El tenor Andeka Gorrotxategi  hacía tiempo  que no visitaba nuestros teatros , debido a su fulgurante deambular por los teatros internacionales .No cabe duda de que mostró generosidad, pues interpretó no menos de  una docena de romanzas, pero la dadivosidad no radicó únicamente en el número de piezas cantadas, sino en la dificultad interpretativa de las mismas. Para un tenor lírico-spinto de emisión vocal de esfuerzo, resulta más complicado apianar o cantar a media voz. Por ese motivo su romanza “Alaré” de Mendi Mendiyan  resultó tan admirable ya que la cantó con exquisitez y dulce línea. En aquellas romanzas más pasionales o de fuerza, su acerado timbre, de notas tan “squillantes” se apoderó por completo del respetable.

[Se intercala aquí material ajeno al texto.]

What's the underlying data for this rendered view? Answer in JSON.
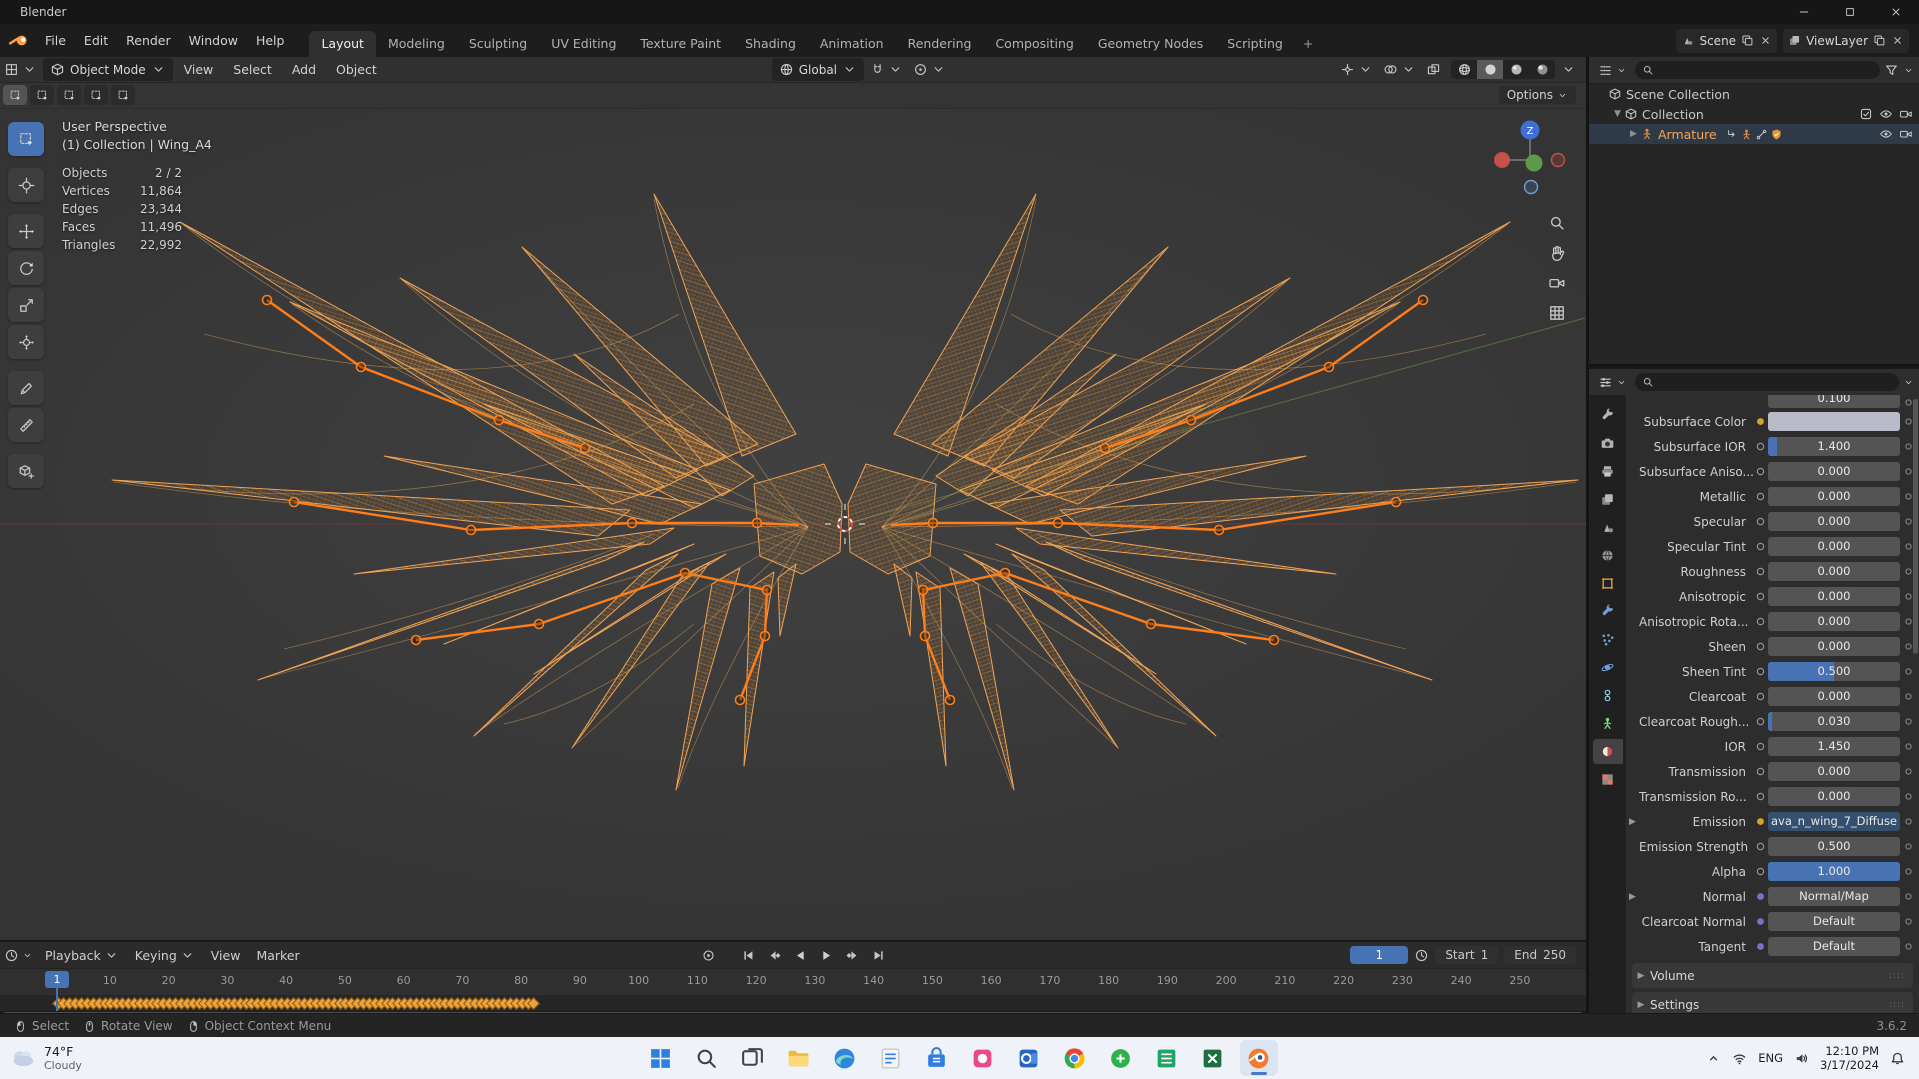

El lirismo de las melodías que encerraba el programa en general, estuvo más acorde con la voz de la soprano Ana Otxoa. El dominio que mostró en la voz, la técnica con la que alternó el canto a media voz con la potencia, el susurro de sus pianíssimi y la dulce línea de canto exhibidos en el aria “Goizeko Eguzki Argia”de Mirentxu, confirmaron su calidad.

La Coral de Bilbao se convirtió en lujo, pues su trabajo consistió en acompañar a los solistas, salvo en  la ópera “Pudente”, considerada como la primera en euskera, en la que la sección femenina de la Coral, interpretó su deliciosa escritura, con acompañamiento del arpa, a media voz y con gran finura.

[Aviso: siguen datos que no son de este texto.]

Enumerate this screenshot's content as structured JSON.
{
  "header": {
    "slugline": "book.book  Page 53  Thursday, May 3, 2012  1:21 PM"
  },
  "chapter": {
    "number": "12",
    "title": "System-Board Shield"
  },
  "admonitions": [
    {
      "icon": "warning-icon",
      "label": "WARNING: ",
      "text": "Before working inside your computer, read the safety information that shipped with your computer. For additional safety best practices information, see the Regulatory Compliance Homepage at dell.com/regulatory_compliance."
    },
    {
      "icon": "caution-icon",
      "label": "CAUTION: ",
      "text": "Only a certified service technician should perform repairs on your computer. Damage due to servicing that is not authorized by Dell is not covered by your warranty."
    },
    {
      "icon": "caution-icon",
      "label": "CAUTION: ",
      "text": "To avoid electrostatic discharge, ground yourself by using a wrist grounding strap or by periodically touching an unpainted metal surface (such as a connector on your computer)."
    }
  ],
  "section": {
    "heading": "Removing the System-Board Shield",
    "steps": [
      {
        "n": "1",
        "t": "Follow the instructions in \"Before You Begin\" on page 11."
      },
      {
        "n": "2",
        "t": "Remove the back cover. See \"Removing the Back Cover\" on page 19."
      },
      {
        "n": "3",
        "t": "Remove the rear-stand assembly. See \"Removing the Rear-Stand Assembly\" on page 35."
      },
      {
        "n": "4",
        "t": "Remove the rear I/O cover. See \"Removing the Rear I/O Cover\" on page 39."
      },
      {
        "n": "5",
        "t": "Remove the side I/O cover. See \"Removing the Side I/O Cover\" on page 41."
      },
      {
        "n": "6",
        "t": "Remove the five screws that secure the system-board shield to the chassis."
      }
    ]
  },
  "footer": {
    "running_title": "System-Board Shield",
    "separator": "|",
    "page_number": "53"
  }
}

La Sinfónica de Bilbao respondió a las exigencias del maestro Oliver Díaz, participando en una velada que nos recordó la dulzura y el elegíaco lirismo que contienen las romanzas vascas  hoy en día un tanto olvidadas.


GRAN DISCIPLINA EN LOS COROS DE LYON

“Los Chicos del Coro”. Coro de la Basilica Saint Marc de Lyon. Director: Nicolas Porte. Palacio Euskalduna 28-XII-19.

DISCIPLINA CORAL

En su amplia gira por diferentes teatros, compareció en Bilbao el coro de los alumnos escolarizados en el colegio Saint Marc de Lyon. Les recordamos, cómo no, de la película que protagonizaron hace años y cuyo protagonista Jean Baptiste Maunier  sigue trabajando hoy día como actor. Los entonces denominados “Los Chicos del Coro”, comparecieron en el escenario del Euskalduna tan sólo con diecisiete jóvenes de los más de cincuenta que forman parte del grupo y aunque el coro sea mixto, el predominio de la voz femenina fue evidente.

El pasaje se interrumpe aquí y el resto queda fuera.